The Wall Street Journal reported this morning that the previous Fed Chairman, Ben Bernanke, was hired at Pacific Investment Management Co. (Pimco) to play a role as a senior adviser. Two sentences in to the article and we read this gem:
“Mr. Bernanke, who navigated the Fed and helped steer the economy through the 2008 financial crisis, will provide guidance on the money manager’s investment process and sometimes meet with clients, Pimco said.”
Yeah, he helped steer the economy through the 2008 crisis. Look at us now!
David Stockman, in his monumental The Great Deformation, paints a different scenario of Bernanke, compared to WSJ’s picture of Ben “the Beard” as the calm and collected captain of the US economy. Here is Stockman:
The September 2008 financial crisis, therefore, was about the need to drastically deflate the Wall Street behemoths –that is, dangerous and unstable gambling houses– fostered by decades of money printing and market rigging by the Fed. Yet policy veered in the opposite direction, propping them up and thereby perpetuating their baleful effects, owing to a predicate that was dead wrong.

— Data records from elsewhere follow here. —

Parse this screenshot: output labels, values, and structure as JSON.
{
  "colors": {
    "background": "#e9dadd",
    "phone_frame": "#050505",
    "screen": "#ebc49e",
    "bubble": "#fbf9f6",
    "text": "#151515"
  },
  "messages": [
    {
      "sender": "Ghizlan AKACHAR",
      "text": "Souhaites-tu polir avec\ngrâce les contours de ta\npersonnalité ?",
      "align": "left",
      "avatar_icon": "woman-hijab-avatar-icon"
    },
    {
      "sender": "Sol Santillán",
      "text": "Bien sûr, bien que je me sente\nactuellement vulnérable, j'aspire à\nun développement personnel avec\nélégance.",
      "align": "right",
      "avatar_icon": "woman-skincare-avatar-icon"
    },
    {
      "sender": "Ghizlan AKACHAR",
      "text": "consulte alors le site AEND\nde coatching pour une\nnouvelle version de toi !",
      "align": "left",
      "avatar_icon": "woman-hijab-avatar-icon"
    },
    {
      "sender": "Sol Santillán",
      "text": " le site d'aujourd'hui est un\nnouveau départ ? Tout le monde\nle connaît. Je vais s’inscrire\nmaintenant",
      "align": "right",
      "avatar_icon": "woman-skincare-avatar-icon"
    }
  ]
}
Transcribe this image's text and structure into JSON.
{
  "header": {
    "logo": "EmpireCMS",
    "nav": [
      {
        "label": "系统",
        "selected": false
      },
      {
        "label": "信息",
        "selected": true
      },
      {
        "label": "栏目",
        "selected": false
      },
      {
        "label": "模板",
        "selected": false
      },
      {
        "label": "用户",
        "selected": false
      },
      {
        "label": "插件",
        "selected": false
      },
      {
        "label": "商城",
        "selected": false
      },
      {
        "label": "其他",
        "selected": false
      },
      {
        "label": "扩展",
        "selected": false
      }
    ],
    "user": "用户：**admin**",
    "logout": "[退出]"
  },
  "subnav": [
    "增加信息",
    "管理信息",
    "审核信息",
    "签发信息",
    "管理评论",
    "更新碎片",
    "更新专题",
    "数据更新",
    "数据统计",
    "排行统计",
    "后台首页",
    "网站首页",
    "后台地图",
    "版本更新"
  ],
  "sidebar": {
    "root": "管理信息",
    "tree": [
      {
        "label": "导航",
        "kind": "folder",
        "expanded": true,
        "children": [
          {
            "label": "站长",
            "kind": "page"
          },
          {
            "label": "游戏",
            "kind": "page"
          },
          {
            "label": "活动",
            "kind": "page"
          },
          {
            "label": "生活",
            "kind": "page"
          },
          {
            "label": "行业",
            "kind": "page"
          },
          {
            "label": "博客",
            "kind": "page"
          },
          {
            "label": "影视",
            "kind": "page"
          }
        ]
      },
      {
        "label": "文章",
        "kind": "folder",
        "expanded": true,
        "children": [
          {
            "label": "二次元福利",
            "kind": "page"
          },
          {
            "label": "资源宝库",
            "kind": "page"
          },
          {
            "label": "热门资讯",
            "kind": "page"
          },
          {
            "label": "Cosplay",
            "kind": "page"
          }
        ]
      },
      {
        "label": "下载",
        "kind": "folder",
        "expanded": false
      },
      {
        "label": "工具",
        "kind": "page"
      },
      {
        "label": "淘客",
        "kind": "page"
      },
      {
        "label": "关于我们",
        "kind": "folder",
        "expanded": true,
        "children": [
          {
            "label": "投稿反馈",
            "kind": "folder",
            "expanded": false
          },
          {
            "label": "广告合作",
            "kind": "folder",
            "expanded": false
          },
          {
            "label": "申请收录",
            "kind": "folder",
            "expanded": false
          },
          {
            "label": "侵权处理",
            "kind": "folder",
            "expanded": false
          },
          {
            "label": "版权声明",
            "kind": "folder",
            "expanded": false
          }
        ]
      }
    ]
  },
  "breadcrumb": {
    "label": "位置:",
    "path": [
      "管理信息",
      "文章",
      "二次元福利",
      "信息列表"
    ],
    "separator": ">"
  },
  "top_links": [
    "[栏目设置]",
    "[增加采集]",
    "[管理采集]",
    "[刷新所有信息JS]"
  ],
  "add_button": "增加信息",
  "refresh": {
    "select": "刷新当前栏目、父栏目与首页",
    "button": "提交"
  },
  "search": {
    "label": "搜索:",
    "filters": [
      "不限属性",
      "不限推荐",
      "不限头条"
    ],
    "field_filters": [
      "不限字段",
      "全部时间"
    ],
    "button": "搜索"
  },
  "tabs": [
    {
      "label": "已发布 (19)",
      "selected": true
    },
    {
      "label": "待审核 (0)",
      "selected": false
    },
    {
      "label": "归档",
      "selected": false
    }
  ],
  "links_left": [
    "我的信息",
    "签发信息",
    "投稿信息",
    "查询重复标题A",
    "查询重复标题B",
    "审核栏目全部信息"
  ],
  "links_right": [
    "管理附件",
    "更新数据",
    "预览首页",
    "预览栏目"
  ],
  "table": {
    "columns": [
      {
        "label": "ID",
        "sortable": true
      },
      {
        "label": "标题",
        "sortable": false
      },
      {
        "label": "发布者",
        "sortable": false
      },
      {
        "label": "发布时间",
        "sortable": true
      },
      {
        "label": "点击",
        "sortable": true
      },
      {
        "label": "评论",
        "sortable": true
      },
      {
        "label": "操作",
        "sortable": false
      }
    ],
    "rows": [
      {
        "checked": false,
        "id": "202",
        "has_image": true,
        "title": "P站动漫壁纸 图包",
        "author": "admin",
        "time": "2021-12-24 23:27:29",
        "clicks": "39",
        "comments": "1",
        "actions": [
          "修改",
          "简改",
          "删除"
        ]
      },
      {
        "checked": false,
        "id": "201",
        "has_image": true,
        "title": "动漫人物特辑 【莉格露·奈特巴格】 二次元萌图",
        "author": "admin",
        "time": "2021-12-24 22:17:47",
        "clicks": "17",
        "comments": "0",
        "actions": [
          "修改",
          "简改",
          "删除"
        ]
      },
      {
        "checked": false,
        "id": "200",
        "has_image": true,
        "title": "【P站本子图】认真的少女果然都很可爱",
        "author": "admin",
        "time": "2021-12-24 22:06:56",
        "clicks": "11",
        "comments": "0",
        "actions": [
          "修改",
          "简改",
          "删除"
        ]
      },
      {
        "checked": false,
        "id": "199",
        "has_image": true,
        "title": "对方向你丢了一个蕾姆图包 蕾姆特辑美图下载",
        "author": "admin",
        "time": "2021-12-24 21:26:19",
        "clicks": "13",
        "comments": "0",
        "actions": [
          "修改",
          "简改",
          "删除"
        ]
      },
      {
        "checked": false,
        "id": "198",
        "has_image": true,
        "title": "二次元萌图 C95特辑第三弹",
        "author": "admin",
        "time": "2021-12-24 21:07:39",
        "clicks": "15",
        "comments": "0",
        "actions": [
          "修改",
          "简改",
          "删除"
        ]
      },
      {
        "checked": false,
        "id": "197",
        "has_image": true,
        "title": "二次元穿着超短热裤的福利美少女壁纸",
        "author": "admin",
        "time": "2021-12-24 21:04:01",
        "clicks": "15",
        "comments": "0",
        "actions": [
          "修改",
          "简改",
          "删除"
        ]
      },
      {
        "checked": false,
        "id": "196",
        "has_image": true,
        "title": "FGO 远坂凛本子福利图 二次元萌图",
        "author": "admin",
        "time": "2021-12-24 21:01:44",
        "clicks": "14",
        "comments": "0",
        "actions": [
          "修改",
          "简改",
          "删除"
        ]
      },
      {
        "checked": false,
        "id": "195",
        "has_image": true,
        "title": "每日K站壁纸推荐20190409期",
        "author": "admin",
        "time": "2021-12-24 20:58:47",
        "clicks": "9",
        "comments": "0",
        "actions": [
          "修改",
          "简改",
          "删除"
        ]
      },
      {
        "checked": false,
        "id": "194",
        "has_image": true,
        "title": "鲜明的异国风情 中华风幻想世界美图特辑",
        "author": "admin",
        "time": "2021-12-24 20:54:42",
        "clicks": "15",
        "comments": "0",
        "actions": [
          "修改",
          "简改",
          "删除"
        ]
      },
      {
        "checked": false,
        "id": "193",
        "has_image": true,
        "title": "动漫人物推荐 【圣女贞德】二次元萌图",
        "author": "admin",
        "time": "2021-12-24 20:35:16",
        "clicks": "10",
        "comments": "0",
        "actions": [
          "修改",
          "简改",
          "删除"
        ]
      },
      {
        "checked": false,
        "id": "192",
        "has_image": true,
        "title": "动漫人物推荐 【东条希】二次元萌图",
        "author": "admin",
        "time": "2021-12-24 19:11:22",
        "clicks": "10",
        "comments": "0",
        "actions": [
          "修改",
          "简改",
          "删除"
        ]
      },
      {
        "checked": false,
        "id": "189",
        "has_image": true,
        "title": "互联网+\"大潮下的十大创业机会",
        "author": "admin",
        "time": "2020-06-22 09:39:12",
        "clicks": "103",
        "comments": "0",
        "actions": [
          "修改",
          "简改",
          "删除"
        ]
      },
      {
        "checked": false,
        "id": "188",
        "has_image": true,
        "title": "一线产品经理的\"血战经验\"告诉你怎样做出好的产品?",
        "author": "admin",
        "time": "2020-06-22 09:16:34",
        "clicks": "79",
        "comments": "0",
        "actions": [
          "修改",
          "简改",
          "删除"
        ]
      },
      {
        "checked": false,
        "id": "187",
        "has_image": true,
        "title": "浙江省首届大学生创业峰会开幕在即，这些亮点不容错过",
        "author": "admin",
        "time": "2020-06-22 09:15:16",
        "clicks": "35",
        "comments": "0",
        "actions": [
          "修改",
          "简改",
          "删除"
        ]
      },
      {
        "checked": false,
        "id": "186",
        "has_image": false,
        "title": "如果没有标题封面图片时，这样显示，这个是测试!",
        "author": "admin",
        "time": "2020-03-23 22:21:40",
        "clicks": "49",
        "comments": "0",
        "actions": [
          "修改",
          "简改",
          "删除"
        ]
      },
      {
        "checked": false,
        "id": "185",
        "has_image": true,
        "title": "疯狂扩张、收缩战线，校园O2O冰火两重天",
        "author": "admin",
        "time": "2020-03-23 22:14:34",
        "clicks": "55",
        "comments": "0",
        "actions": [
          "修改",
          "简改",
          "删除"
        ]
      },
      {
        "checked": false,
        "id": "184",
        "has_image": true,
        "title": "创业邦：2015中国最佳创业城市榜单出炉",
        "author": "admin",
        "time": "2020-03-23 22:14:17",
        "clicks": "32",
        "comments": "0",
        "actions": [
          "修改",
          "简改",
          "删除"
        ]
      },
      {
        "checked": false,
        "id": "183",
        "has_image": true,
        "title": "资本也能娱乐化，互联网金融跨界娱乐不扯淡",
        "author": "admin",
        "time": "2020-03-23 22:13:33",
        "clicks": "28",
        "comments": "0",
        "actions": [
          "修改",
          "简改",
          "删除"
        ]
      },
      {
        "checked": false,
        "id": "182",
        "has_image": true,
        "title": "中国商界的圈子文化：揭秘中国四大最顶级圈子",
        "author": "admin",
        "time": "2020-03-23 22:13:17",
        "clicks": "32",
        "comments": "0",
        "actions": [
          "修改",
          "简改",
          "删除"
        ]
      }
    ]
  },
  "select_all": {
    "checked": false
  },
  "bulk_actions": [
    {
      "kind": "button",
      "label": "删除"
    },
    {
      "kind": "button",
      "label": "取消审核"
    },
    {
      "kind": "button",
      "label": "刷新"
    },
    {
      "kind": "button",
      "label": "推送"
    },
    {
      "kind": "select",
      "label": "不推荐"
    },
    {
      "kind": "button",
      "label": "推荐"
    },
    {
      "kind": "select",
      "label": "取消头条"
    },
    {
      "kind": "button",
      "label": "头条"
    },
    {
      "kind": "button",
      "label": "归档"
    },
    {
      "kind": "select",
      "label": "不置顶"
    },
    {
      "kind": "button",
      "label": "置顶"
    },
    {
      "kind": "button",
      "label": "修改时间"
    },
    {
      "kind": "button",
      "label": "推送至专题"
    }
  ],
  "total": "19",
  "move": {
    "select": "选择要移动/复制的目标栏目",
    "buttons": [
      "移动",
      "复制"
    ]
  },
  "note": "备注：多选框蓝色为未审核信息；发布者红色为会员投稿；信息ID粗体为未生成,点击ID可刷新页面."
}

A handful of panic-stricken top officials, led by treasury secretary Hank Paulson and Fed chairman Ben Bernanke, proclaimed that the financial system had been stricken by a deadly “contagion” that had come out of nowhere and threatened a chain reaction of financial failures that would end in cataclysm. That proposition was completely false, but it gave rise to a fateful injunction– namely, that all the normal rules of free market capitalism and fiscal prudence needed to be suspended so that unprecedented and unlimited public resources could be poured in to the rescue of Wall Street’s floundering behemoths.
In other words, Bearded Ben and his team of loose-cannon monetary bureaucrats were not the gallant seafaring men the financial press wants them to be. Rather, over a Great Fright that some economically unstable investment firms may have to go through the pain of recovery following a Fed-induced Wall Street Party, Bernanke, in the heat of panic and against all the laws of economic wisdom, engaged in precisely the same efforts as those which caused the bubble and bust in the first place; namely, expanding the money supply and seeking a reckless policy of interest rate suppression.
Here we are, six years later, and the economy suffers under a deadweight of monetary “stimulus” and the replacement seafaring (wo)man threatens to continue the course. It astounds me that the cowardly decisions to not let the capital markets continue through their full and painful –but healthy– deflationary recovery phase are seen throughout the established outlets as heroic and brave. It is so blatantly obvious, I suppose, that only the Professional Economists can miss it.